Here is The New York Post conducting an ill-advised information survey of about 12 people in Cleveland:
On a recent visit to Cleveland, The Post conducted an informal survey of about a dozen people and found that most didn't know Obama's faith - and many incorrectly assumed he was a Muslim.
Some Ohio Democrats even thought he had sworn the oath of office while holding the Koran - another false Internet rumor.
Trying to reassure voters yesterday, Obama told the audience in rural Nelsonville that they would feel right at home in his church in Chicago.
Surveys like that are just dumb. What percentage of the unscientific sample size of about 12 thought he swore his oath of office while holding the Koran? And if he did, would that affect whether they would vote for him? Also, would the members of Obama's audience in rural Nelsonville, Ohio, really feel comfortable in Obama's Chicago church? Should it matter? What if they're like the people who (like me) are rarely that comfortable when they visit a church for the first time?
Much of the media coverage of this issue has failed to ask the question so obvious to many American Muslims: why is Obama so insistent in trying to disprove a silly baseless Internet rumor? Is it really that politically damaging to Obama's campaign that some people are confused about his faith?
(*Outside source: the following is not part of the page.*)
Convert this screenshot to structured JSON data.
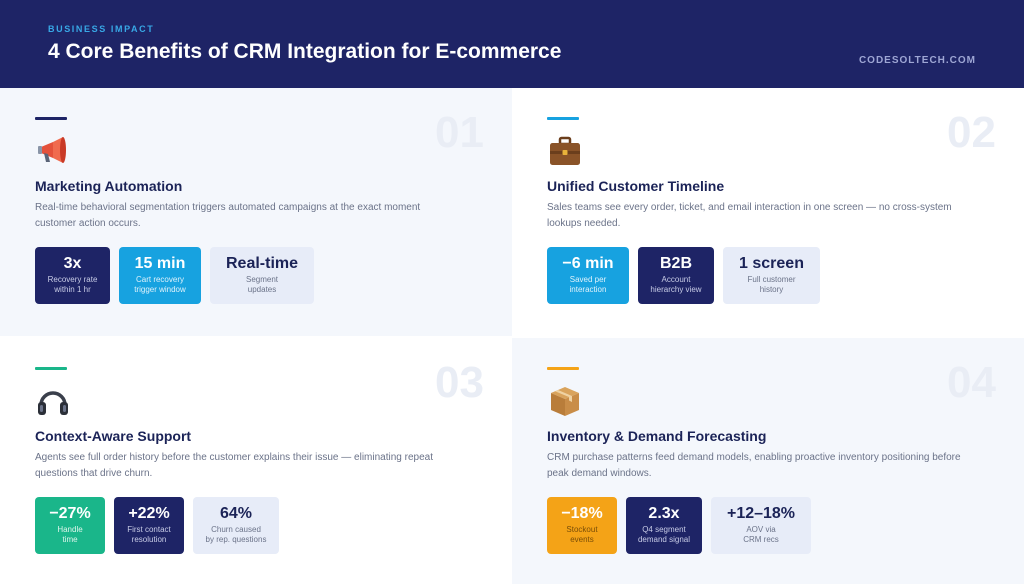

Is a candidate's religion, particularly if it happened to be Islam, to be considered by default a handicap in this country?
Why does it seem to bother Obama and his campaign so much that some people think (and others believe) that he is a Muslim? Do people really take the Manchurian Candidate theory so seriously that they believe it is an issue?
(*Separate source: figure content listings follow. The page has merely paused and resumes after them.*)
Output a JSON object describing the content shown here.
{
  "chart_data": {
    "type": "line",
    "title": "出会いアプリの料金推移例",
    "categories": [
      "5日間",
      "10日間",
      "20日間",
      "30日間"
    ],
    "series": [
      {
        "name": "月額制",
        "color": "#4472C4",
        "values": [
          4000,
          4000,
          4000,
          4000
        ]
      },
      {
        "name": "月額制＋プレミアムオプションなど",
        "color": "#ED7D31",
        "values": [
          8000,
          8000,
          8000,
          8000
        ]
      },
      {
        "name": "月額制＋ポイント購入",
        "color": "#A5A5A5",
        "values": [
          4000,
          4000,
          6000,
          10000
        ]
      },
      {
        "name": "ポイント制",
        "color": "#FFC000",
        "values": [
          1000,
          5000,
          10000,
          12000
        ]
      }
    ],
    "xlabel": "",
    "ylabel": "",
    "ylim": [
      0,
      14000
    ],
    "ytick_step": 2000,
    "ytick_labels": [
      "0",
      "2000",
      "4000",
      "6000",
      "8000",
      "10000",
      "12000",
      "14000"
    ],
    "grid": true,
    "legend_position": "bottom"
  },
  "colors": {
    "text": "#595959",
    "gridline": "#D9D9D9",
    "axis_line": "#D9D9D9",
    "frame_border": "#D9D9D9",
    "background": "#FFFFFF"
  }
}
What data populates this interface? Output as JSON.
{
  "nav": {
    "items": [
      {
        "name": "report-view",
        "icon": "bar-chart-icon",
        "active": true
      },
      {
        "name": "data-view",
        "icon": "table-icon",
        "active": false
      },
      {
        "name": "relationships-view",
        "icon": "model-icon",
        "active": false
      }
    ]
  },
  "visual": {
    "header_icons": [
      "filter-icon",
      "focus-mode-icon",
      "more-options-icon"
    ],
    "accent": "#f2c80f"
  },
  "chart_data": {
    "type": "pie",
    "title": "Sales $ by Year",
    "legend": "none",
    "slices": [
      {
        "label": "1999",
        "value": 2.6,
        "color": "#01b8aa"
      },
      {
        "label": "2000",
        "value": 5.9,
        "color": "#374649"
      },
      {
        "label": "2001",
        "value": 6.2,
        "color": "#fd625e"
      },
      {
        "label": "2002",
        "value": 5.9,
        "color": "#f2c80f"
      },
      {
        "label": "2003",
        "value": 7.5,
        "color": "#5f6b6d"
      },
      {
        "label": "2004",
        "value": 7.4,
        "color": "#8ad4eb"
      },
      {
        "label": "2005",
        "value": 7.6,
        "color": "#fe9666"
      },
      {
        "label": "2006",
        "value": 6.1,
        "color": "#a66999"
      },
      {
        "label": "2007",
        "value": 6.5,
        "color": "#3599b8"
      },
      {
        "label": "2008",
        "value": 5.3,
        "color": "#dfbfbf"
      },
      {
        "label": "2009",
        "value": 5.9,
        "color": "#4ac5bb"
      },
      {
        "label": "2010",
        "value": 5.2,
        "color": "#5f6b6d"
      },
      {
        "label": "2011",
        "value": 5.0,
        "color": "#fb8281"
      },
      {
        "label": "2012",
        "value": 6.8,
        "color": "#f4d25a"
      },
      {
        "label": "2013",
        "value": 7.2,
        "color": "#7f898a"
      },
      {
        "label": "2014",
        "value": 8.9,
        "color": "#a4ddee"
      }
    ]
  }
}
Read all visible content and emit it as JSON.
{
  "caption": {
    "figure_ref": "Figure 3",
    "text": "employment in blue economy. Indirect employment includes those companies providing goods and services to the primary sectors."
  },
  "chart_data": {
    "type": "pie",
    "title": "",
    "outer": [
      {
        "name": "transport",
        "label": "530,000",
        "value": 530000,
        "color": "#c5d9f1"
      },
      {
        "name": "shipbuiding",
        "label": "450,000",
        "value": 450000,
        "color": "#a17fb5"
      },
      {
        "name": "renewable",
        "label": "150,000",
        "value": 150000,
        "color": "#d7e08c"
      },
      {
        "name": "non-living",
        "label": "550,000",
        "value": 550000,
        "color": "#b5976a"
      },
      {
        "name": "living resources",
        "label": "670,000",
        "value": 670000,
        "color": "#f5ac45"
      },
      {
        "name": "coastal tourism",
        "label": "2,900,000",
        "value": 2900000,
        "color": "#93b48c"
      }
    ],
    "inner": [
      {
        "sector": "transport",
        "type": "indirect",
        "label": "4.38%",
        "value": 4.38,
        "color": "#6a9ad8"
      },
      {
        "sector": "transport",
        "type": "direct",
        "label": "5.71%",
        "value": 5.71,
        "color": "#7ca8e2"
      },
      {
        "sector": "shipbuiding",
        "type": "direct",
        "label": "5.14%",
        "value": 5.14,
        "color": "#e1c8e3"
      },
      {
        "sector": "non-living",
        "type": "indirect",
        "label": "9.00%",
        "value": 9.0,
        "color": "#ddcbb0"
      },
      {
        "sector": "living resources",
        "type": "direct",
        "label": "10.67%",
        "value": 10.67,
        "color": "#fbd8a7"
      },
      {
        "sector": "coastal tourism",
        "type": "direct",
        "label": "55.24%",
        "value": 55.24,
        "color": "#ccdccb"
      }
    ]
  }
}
On the other side of this issue is the fact that American Muslims seem to be gravitating towards Obama after largely supporting President Bush in 2000. Not that you would hear this if you followed solely the American news media. The BBC, with its sensitivity towards the growing Muslim population on its side of the pond, swooped into a Cleveland mosque, stating that it "would sit comfortably in the capitals of the Middle East."
Here is what they found:
A group of men from the mosque, led by the centre's president, Faud Hamed, spoke to BBC News after evening prayers.
There was exasperation at the on-going war, and a sense that social justice - a central tenet of Islam - is being ignored: "We all know that in the US Constitution it calls for peace and justice, but if we look around the world do we see any peace and justice?"
Uneasy about being publicly critical, most asked not to be identified.
"We are sometimes given the short end of the stick but in general we're treated fairly... I agree with the brothers [that] if you look at the cost of the war in Iraq so far, how much of these billions could have saved lives in the US alone," said one.
Whenever someone says that they have a right to something or that a certain concept is central to the Constitution, reporters should always ask for citations. They don't have to be specific, but allowing someone to state that a certain vague idea such as "peace and justice" is somehow central to the Constitution requires further explanation.
But vague surface explanations and quotes fitting the BBC's worldview is par for the course in this story. One gets the sense that this visit to Ohio mosques by the BCC was an act of an excellent dictation exercise by the reporter. If BBC journalism is merely taking down a couple of quotes gathered by a few vague questions, then that's their prerogative. The public is less informed by reading it.